Le plus frappant dans cette exhortation, c’est qu’elle ne résout pas les grands dilemmes posés au Vatican par le document préparatoire au Synode. Au contraire, il semble que ce document ait servi à un autre retrait de toute proposition concrète ou audacieuse de réforme et à l’apport de solutions aux problèmes urgents auxquels la région amazonienne est confrontée. Le Pape a recommandé de lire le document final du Synode, mais n’a pas réglé les problèmes et n’a pas ouvert la voie aux suggestions pastorales qu’il contenait.
L’une des questions clés soumises au Vatican par l’Église d’Amazonie était la reconnaissance officielle du ministère des femmes et le soutien sacramentel possible pour leur service consacré à l’Église. Cependant, au lieu de nouvelles propositions et de solutions concrètes, il n’y avait que cinq paragraphes intitulés « La force et le don des femmes ».
Dans cette section, le Pape parle du grand travail, souvent indispensable, que les femmes réalisent dans l’Église amazonienne, bien que ce travail ne soit pas officiellement reconnu. Malheureusement, cette appréciation du rôle des femmes non seulement perpétue, mais renforce la tradition figée de l’Église qui attribue une place « spéciale » aux femmes. Cette tradition décrit les femmes d’une manière romancée et idéalisée, suggérant que leur rôle est en quelque sorte exceptionnel et qu’il se distingue ou se situe au-delà des normes humaines. Dans cette logique, la « forme de base » de la nature humaine, objet de l’anthropologie et de la théologie morale chrétiennes, est l’homme; et la femme continue de se voir confier une tâche « spéciale », unique, qui n’inclut pas la diversité des rôles, la liberté d’action et la diversité des charismes réservées à la version « de base ».
L’expression consternante de ce mode de pensée est décrite au point 101 de l’exhortation.
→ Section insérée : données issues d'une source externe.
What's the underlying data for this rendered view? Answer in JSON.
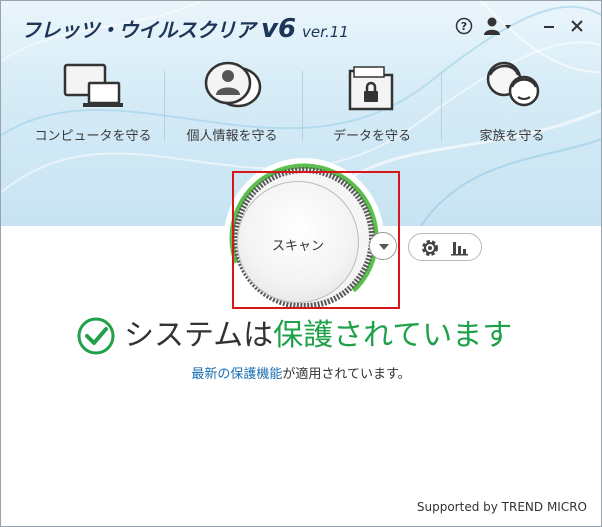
{
  "app": {
    "brand_jp": "フレッツ・ウイルスクリア",
    "brand_version": "v6",
    "brand_ver_small": "ver.11"
  },
  "window_controls": {
    "help_icon": "question-circle-icon",
    "user_icon": "user-dropdown-icon",
    "minimize_icon": "minimize-icon",
    "close_icon": "close-icon"
  },
  "nav": [
    {
      "label": "コンピュータを守る",
      "icon": "computer-monitor-icon"
    },
    {
      "label": "個人情報を守る",
      "icon": "personal-info-bubble-icon"
    },
    {
      "label": "データを守る",
      "icon": "locked-folder-icon"
    },
    {
      "label": "家族を守る",
      "icon": "family-faces-icon"
    }
  ],
  "scan": {
    "label": "スキャン",
    "dropdown_icon": "chevron-down-icon"
  },
  "tools": {
    "settings_icon": "gear-icon",
    "reports_icon": "bar-chart-icon"
  },
  "status": {
    "icon": "check-circle-icon",
    "text_prefix": "システムは",
    "text_highlight": "保護されています",
    "sub_link": "最新の保護機能",
    "sub_text": "が適用されています。"
  },
  "footer": {
    "supported": "Supported by TREND MICRO"
  },
  "colors": {
    "accent_green": "#1fa14a",
    "ring_green": "#5bbf4e",
    "link_blue": "#1a6fb3",
    "brand_navy": "#1d3557",
    "highlight_red": "#d7161c"
  }
}
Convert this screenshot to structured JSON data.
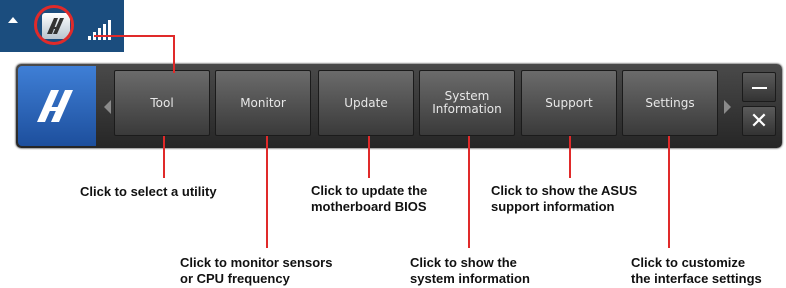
{
  "tray": {
    "up_arrow_icon": "chevron-up-icon",
    "ai_suite_icon": "ai-suite-tray-icon",
    "signal_icon": "signal-bars-icon"
  },
  "toolbar": {
    "logo_icon": "ai-suite-logo-icon",
    "tabs": [
      {
        "label": "Tool"
      },
      {
        "label": "Monitor"
      },
      {
        "label": "Update"
      },
      {
        "label": "System\nInformation"
      },
      {
        "label": "Support"
      },
      {
        "label": "Settings"
      }
    ],
    "minimize_icon": "minimize-icon",
    "close_label": "✕"
  },
  "callouts": {
    "tool": "Click to select a utility",
    "update": "Click to update the\nmotherboard BIOS",
    "support": "Click to show the ASUS\nsupport information",
    "monitor": "Click to monitor sensors\nor CPU frequency",
    "system_info": "Click to show the\nsystem information",
    "settings": "Click to customize\nthe interface settings"
  },
  "colors": {
    "callout_line": "#e02a2a",
    "tray_bg": "#1b4d7e",
    "logo_bg": "#2b63b8"
  }
}
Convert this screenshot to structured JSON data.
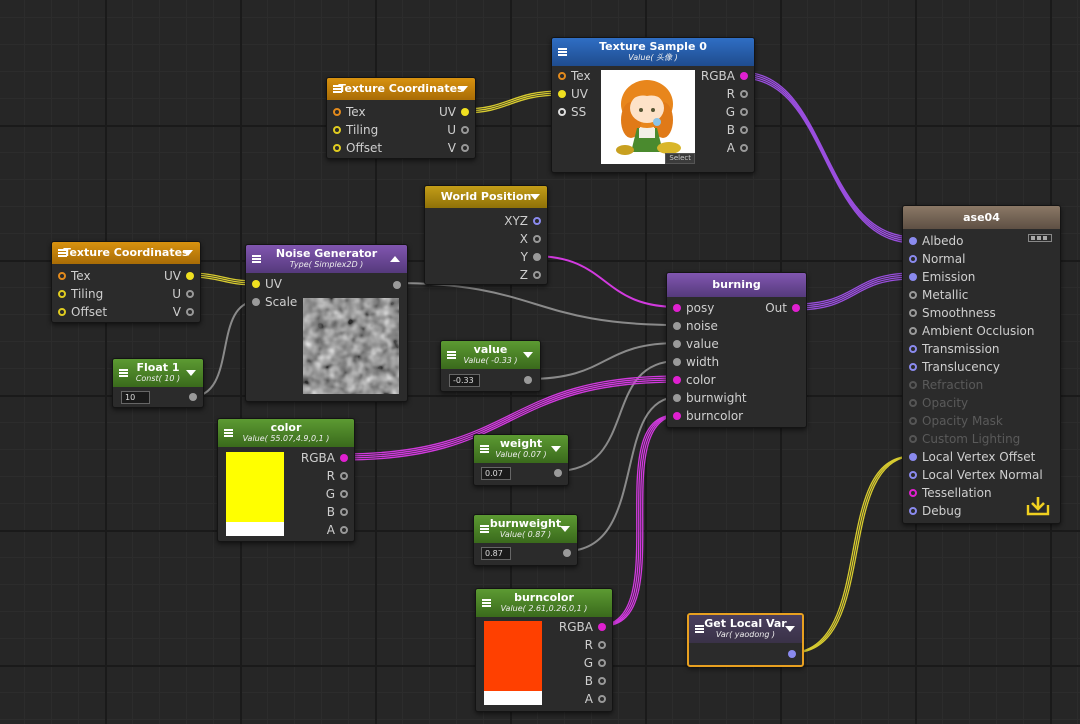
{
  "nodes": {
    "texcoord_top": {
      "title": "Texture Coordinates",
      "inputs": [
        "Tex",
        "Tiling",
        "Offset"
      ],
      "outputs": [
        "UV",
        "U",
        "V"
      ]
    },
    "texture_sample": {
      "title": "Texture Sample 0",
      "subtitle": "Value( 头像 )",
      "inputs": [
        "Tex",
        "UV",
        "SS"
      ],
      "outputs": [
        "RGBA",
        "R",
        "G",
        "B",
        "A"
      ],
      "select_label": "Select"
    },
    "world_position": {
      "title": "World Position",
      "outputs": [
        "XYZ",
        "X",
        "Y",
        "Z"
      ]
    },
    "texcoord_left": {
      "title": "Texture Coordinates",
      "inputs": [
        "Tex",
        "Tiling",
        "Offset"
      ],
      "outputs": [
        "UV",
        "U",
        "V"
      ]
    },
    "noise": {
      "title": "Noise Generator",
      "subtitle": "Type( Simplex2D )",
      "inputs": [
        "UV",
        "Scale"
      ]
    },
    "float1": {
      "title": "Float 1",
      "subtitle": "Const( 10 )",
      "value": "10"
    },
    "value": {
      "title": "value",
      "subtitle": "Value( -0.33 )",
      "value": "-0.33"
    },
    "burning": {
      "title": "burning",
      "inputs": [
        "posy",
        "noise",
        "value",
        "width",
        "color",
        "burnwight",
        "burncolor"
      ],
      "output": "Out"
    },
    "color": {
      "title": "color",
      "subtitle": "Value( 55.07,4.9,0,1 )",
      "outputs": [
        "RGBA",
        "R",
        "G",
        "B",
        "A"
      ],
      "swatch_color": "#ffff00"
    },
    "weight": {
      "title": "weight",
      "subtitle": "Value( 0.07 )",
      "value": "0.07"
    },
    "burnweight": {
      "title": "burnweight",
      "subtitle": "Value( 0.87 )",
      "value": "0.87"
    },
    "burncolor": {
      "title": "burncolor",
      "subtitle": "Value( 2.61,0.26,0,1 )",
      "outputs": [
        "RGBA",
        "R",
        "G",
        "B",
        "A"
      ],
      "swatch_color": "#ff4000"
    },
    "get_local_var": {
      "title": "Get Local Var",
      "subtitle": "Var( yaodong )"
    },
    "master": {
      "title": "ase04",
      "inputs": [
        "Albedo",
        "Normal",
        "Emission",
        "Metallic",
        "Smoothness",
        "Ambient Occlusion",
        "Transmission",
        "Translucency",
        "Refraction",
        "Opacity",
        "Opacity Mask",
        "Custom Lighting",
        "Local Vertex Offset",
        "Local Vertex Normal",
        "Tessellation",
        "Debug"
      ]
    }
  },
  "colors": {
    "wire_purple": "#9b4fe0",
    "wire_magenta": "#d23adf",
    "wire_yellow": "#d8cc30",
    "wire_gray": "#8a8a8a",
    "selected_border": "#e8a020"
  },
  "icons": {
    "master_corner": "download-icon"
  }
}
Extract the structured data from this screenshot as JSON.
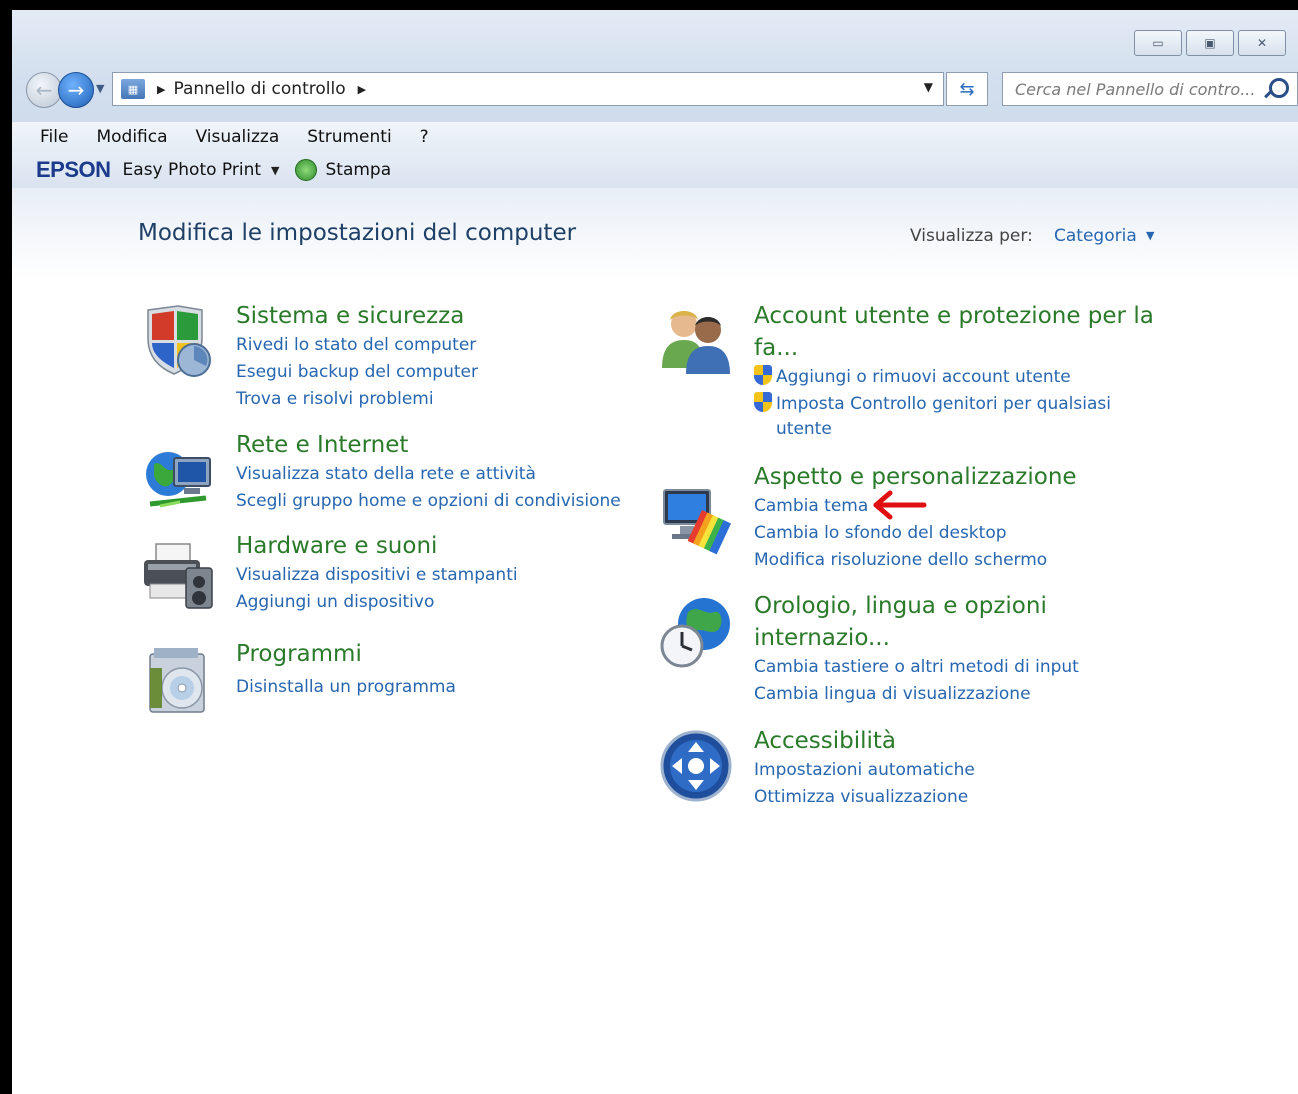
{
  "window": {
    "controls": {
      "minimize": "▭",
      "maximize": "▣",
      "close": "✕"
    }
  },
  "navigation": {
    "breadcrumb": "Pannello di controllo",
    "search_placeholder": "Cerca nel Pannello di contro..."
  },
  "menu": [
    "File",
    "Modifica",
    "Visualizza",
    "Strumenti",
    "?"
  ],
  "toolbar": {
    "brand": "EPSON",
    "app": "Easy Photo Print",
    "print": "Stampa"
  },
  "page": {
    "title": "Modifica le impostazioni del computer",
    "view_by_label": "Visualizza per:",
    "view_by_value": "Categoria"
  },
  "categories_left": [
    {
      "title": "Sistema e sicurezza",
      "icon": "shield-icon",
      "links": [
        "Rivedi lo stato del computer",
        "Esegui backup del computer",
        "Trova e risolvi problemi"
      ]
    },
    {
      "title": "Rete e Internet",
      "icon": "network-globe-icon",
      "links": [
        "Visualizza stato della rete e attività",
        "Scegli gruppo home e opzioni di condivisione"
      ]
    },
    {
      "title": "Hardware e suoni",
      "icon": "printer-speaker-icon",
      "links": [
        "Visualizza dispositivi e stampanti",
        "Aggiungi un dispositivo"
      ]
    },
    {
      "title": "Programmi",
      "icon": "programs-disc-icon",
      "links": [
        "Disinstalla un programma"
      ]
    }
  ],
  "categories_right": [
    {
      "title_line1": "Account utente e protezione per la",
      "title_line2": "fa...",
      "icon": "user-accounts-icon",
      "links": [
        "Aggiungi o rimuovi account utente",
        "Imposta Controllo genitori per qualsiasi",
        "utente"
      ]
    },
    {
      "title": "Aspetto e personalizzazione",
      "icon": "appearance-monitor-icon",
      "links": [
        "Cambia tema",
        "Cambia lo sfondo del desktop",
        "Modifica risoluzione dello schermo"
      ]
    },
    {
      "title_line1": "Orologio, lingua e opzioni",
      "title_line2": "internazio...",
      "icon": "clock-globe-icon",
      "links": [
        "Cambia tastiere o altri metodi di input",
        "Cambia lingua di visualizzazione"
      ]
    },
    {
      "title": "Accessibilità",
      "icon": "accessibility-icon",
      "links": [
        "Impostazioni automatiche",
        "Ottimizza visualizzazione"
      ]
    }
  ],
  "colors": {
    "title_green": "#2a7a2a",
    "link_blue": "#2766b0",
    "heading": "#1e3f66",
    "annotation_red": "#e01010"
  }
}
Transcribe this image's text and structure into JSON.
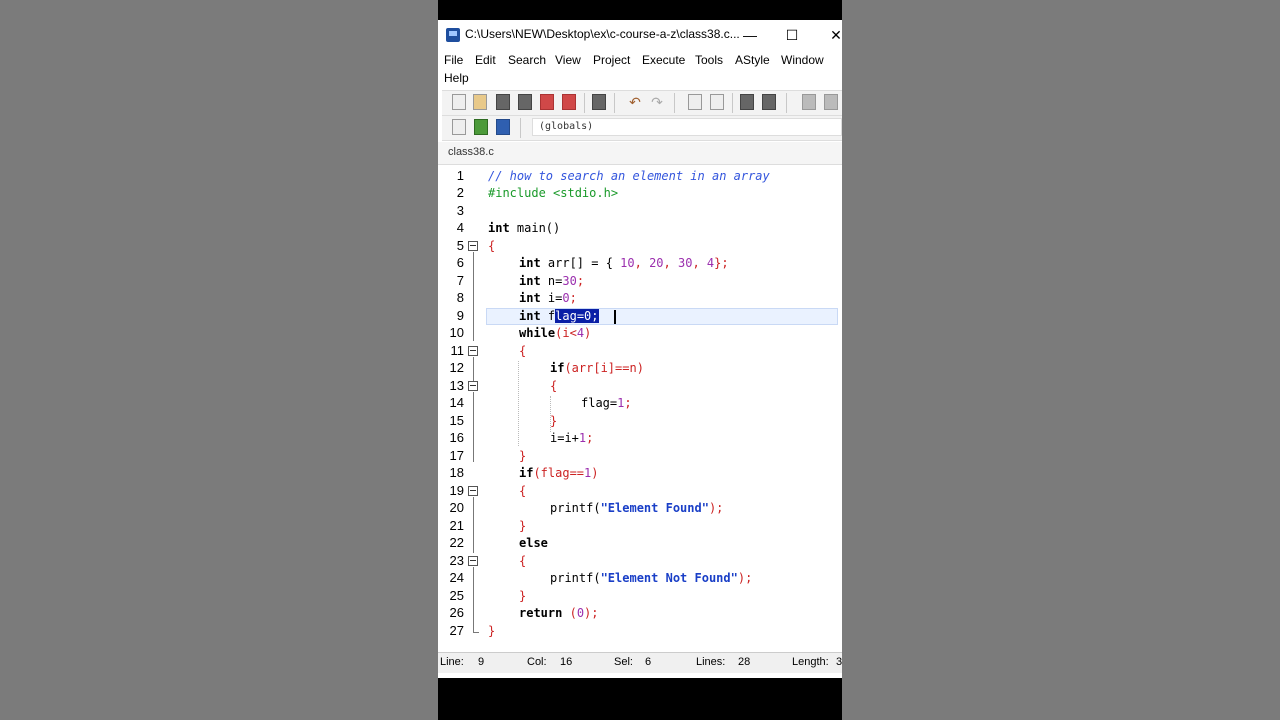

Le Pape écrit que Dieu a montré sa puissance et son amour à travers deux visages humains : le Christ et Marie. En les mettant côte à côte, il suggère que les hommes sont semblables au premier (le Christ) et les femmes à la seconde (Marie). Cela met de côté l’enseignement que la femme et l’homme sont créés à l’image de Dieu et qu’ainsi tous les deux sont, peuvent et doivent être un Alter Christus.
La théologie qui sous-tend cette déclaration est dangereuse car elle sert à exclure les femmes de l’accès à la totalité des moyens de salut. Car il existe une différence ontologique importante entre Jésus et Marie, même s’ils sont tous deux humains; Jésus est aussi Dieu. La base de la foi chrétienne est la conviction que le Christ a adopté la nature humaine de manière inclusive, et non pas exclusivement la nature masculine, et que grâce à cela tout être humain peut être sauvé et est en effet divinisé dans le Christ.
Bref, si les femmes ne peuvent être que l’icône de Marie, alors pourquoi les femmes sont-elles baptisées au nom du Christ? Pourquoi au baptême sont-elles appelées à être prêtres, prophètes et reines, ce qui constitue une participation au ministère sacerdotal, prophétique et royal du Christ? Comment devraient-elles comprendre l’expression Imitatio Christi, si fondamentale pour toute la spiritualité chrétienne? Surtout, sur quelle base doivent-elles être sauvées si elles ne partagent pas la ressemblance avec le Christ?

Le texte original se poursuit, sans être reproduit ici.